Ko te ngau a Hine-Moana
Ki a Hinetūakirikiri
He ngau mutunga kore
He ngau kukume iho
Ko tōku Kuia tērā
Hine-Moana gnaws away at the shore line. With every lap of her waves a greeting to Hinetūakirikiri and Hineoneone whose fine sands are slowly formed by this caress. The sea eats away at the whenua. The sturdy defender Rakahore of rock and stone eventually merges with Parawhenuamea of silt and sediment. These fine particles slowly build up again to form the body of Papatūānuku. This constant ebb and flow is a ceaseless cycle, for centuries completely undisturbed, uninterrupted.

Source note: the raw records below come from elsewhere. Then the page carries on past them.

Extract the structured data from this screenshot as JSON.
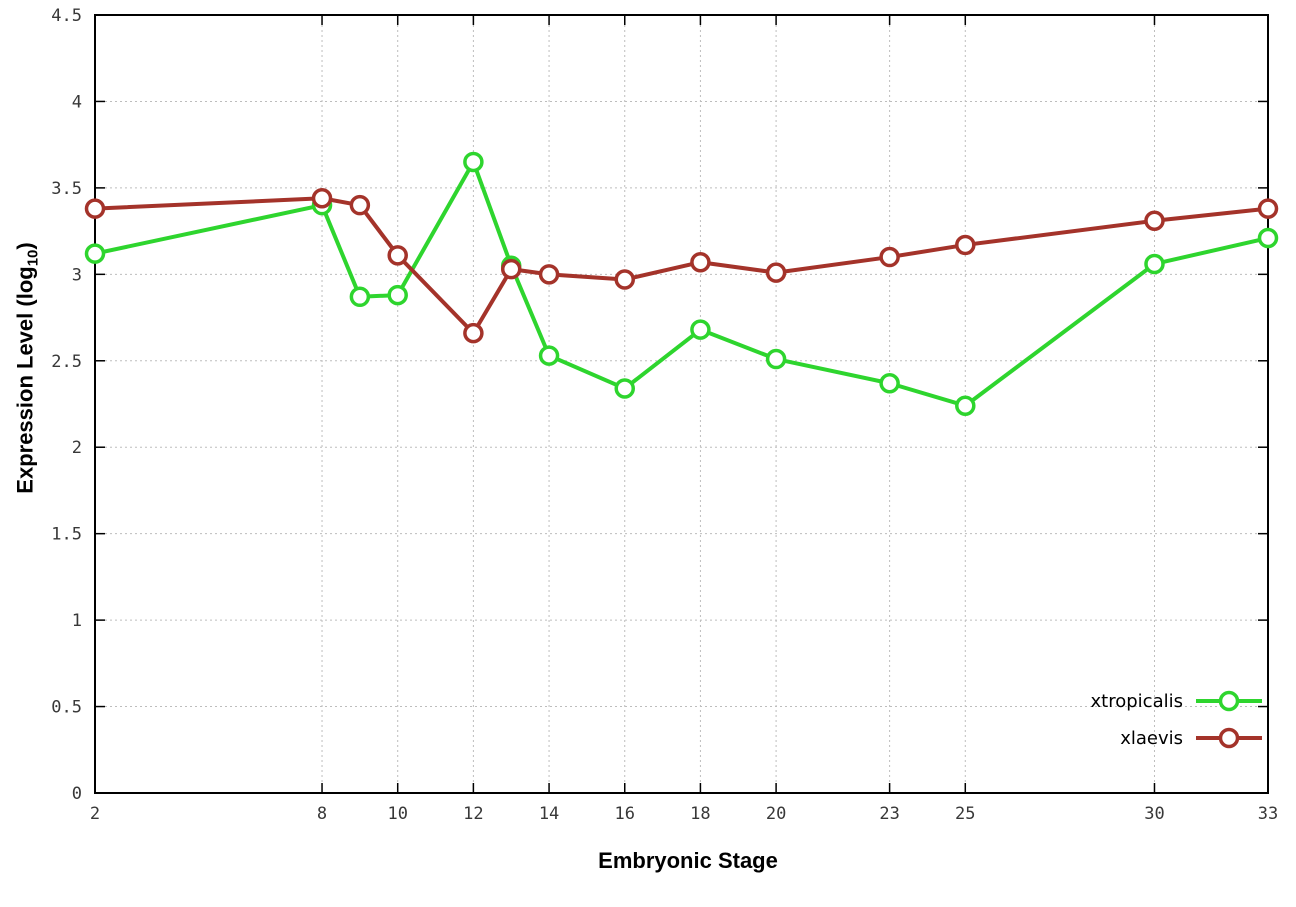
{
  "chart_data": {
    "type": "line",
    "title": "",
    "xlabel": "Embryonic Stage",
    "ylabel": "Expression Level (log10)",
    "ylabel_parts": {
      "main": "Expression Level (log",
      "sub": "10",
      "end": ")"
    },
    "x": [
      2,
      8,
      9,
      10,
      12,
      13,
      14,
      16,
      18,
      20,
      23,
      25,
      30,
      33
    ],
    "series": [
      {
        "name": "xtropicalis",
        "color": "#2ed52e",
        "values": [
          3.12,
          3.4,
          2.87,
          2.88,
          3.65,
          3.05,
          2.53,
          2.34,
          2.68,
          2.51,
          2.37,
          2.24,
          3.06,
          3.21
        ]
      },
      {
        "name": "xlaevis",
        "color": "#a4332a",
        "values": [
          3.38,
          3.44,
          3.4,
          3.11,
          2.66,
          3.03,
          3.0,
          2.97,
          3.07,
          3.01,
          3.1,
          3.17,
          3.31,
          3.38
        ]
      }
    ],
    "x_ticks": {
      "values": [
        2,
        8,
        10,
        12,
        14,
        16,
        18,
        20,
        23,
        25,
        30,
        33
      ],
      "labels": [
        "2",
        "8",
        "10",
        "12",
        "14",
        "16",
        "18",
        "20",
        "23",
        "25",
        "30",
        "33"
      ]
    },
    "y_ticks": {
      "values": [
        0,
        0.5,
        1,
        1.5,
        2,
        2.5,
        3,
        3.5,
        4,
        4.5
      ],
      "labels": [
        "0",
        "0.5",
        "1",
        "1.5",
        "2",
        "2.5",
        "3",
        "3.5",
        "4",
        "4.5"
      ]
    },
    "xlim": [
      2,
      33
    ],
    "ylim": [
      0,
      4.5
    ],
    "grid": true,
    "legend_position": "bottom-right",
    "marker": "open-circle",
    "colors": {
      "background": "#ffffff",
      "axis": "#000000",
      "grid": "#bdbdbd",
      "tick_text": "#383838",
      "legend_text": "#000000"
    }
  }
}
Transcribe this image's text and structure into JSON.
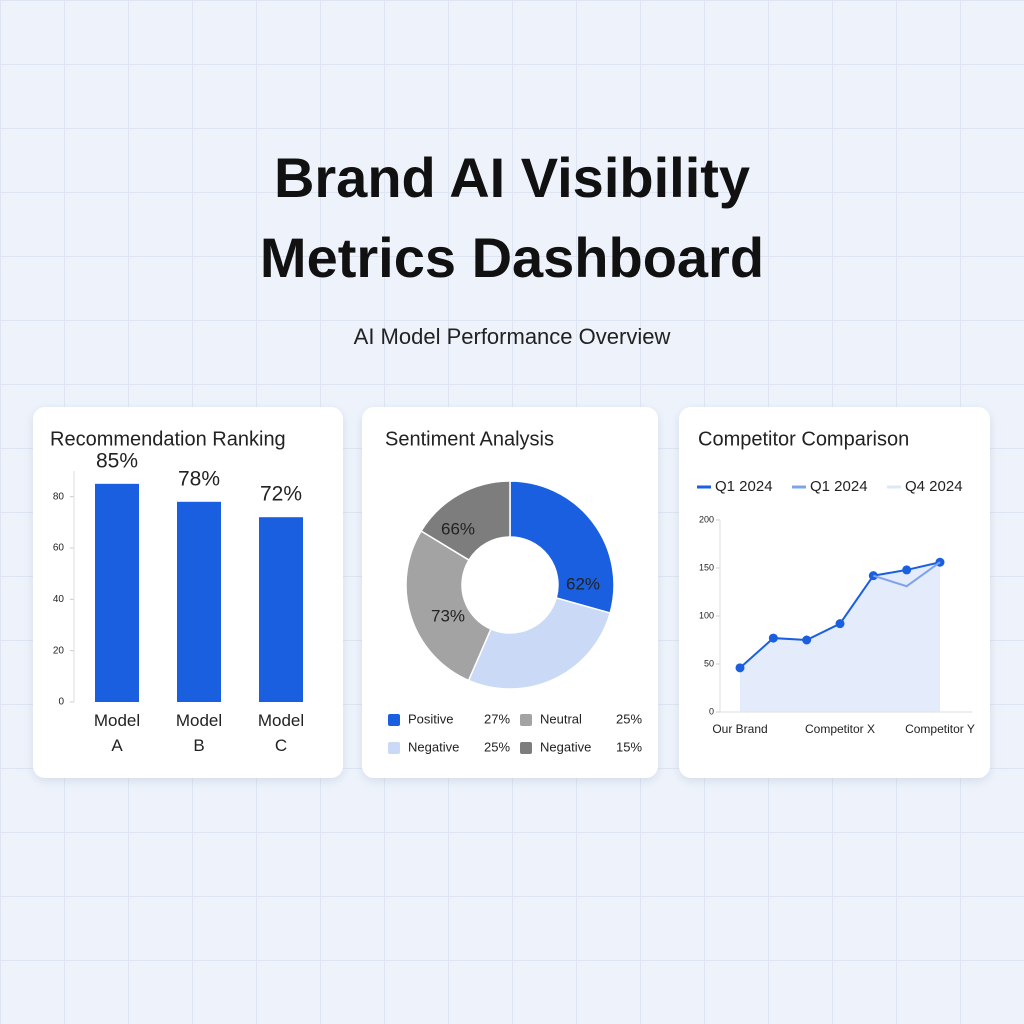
{
  "header": {
    "title": "Brand AI Visibility Metrics Dashboard",
    "subtitle": "AI Model Performance Overview"
  },
  "chart_data": [
    {
      "type": "bar",
      "title": "Recommendation Ranking",
      "categories": [
        "Model A",
        "Model B",
        "Model C"
      ],
      "values": [
        85,
        78,
        72
      ],
      "value_labels": [
        "85%",
        "78%",
        "72%"
      ],
      "color": "#1a5fe0",
      "ylim": [
        0,
        90
      ],
      "yticks": [
        0,
        20,
        40,
        60,
        80
      ]
    },
    {
      "type": "donut",
      "title": "Sentiment Analysis",
      "categories": [
        "Positive",
        "Negative",
        "Neutral",
        "Negative"
      ],
      "values": [
        27,
        25,
        25,
        15
      ],
      "value_labels": [
        "27%",
        "25%",
        "25%",
        "15%"
      ],
      "colors": [
        "#1a5fe0",
        "#c9d9f6",
        "#a3a3a3",
        "#7d7d7d"
      ],
      "annotations": [
        "66%",
        "73%",
        "62%"
      ]
    },
    {
      "type": "line",
      "title": "Competitor Comparison",
      "categories": [
        "Our Brand",
        null,
        null,
        "Competitor X",
        null,
        null,
        "Competitor Y"
      ],
      "series": [
        {
          "name": "Q1 2024",
          "color": "#1a5fe0",
          "values": [
            46,
            77,
            75,
            92,
            142,
            148,
            156
          ],
          "markers": true
        },
        {
          "name": "Q1 2024",
          "color": "#7fa3ea",
          "values": [
            null,
            null,
            null,
            null,
            142,
            131,
            156
          ]
        },
        {
          "name": "Q4 2024",
          "color": "#dde7fa",
          "values": [
            46,
            77,
            75,
            92,
            142,
            148,
            156
          ],
          "fill": true
        }
      ],
      "ylim": [
        0,
        200
      ],
      "yticks": [
        0,
        50,
        100,
        150,
        200
      ]
    }
  ]
}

The six panel work in Mark Work use onepū, the black iron sands endemic to the rough west coast. An ode to Te Henga where my Kuia was taken off the rocks by Hine-Moana. A victim to this constant cycle. I never met my Kuia, but I am reminded of her presence in the mamae and grief that I silently carry, that often only the moana can strip from my shoulders.
– Raukura Turei
Ruakura Turei, Te Poho o Hinemoana, 2021
onepū (iron sand), raw pigment and oil on linen, 254 x 610 cm
This new major work by Turei was jointly commissioned by CoCA Centre for Contemporary Art Toi Moroki and Objectspace. Presently showing as part of:
CoCA Centre for Contemporary Art Toi Moroki
12 June – 28 August 2021
The exhibition will tour to Objectspace, Tāmaki Makaurau Auckland later this year.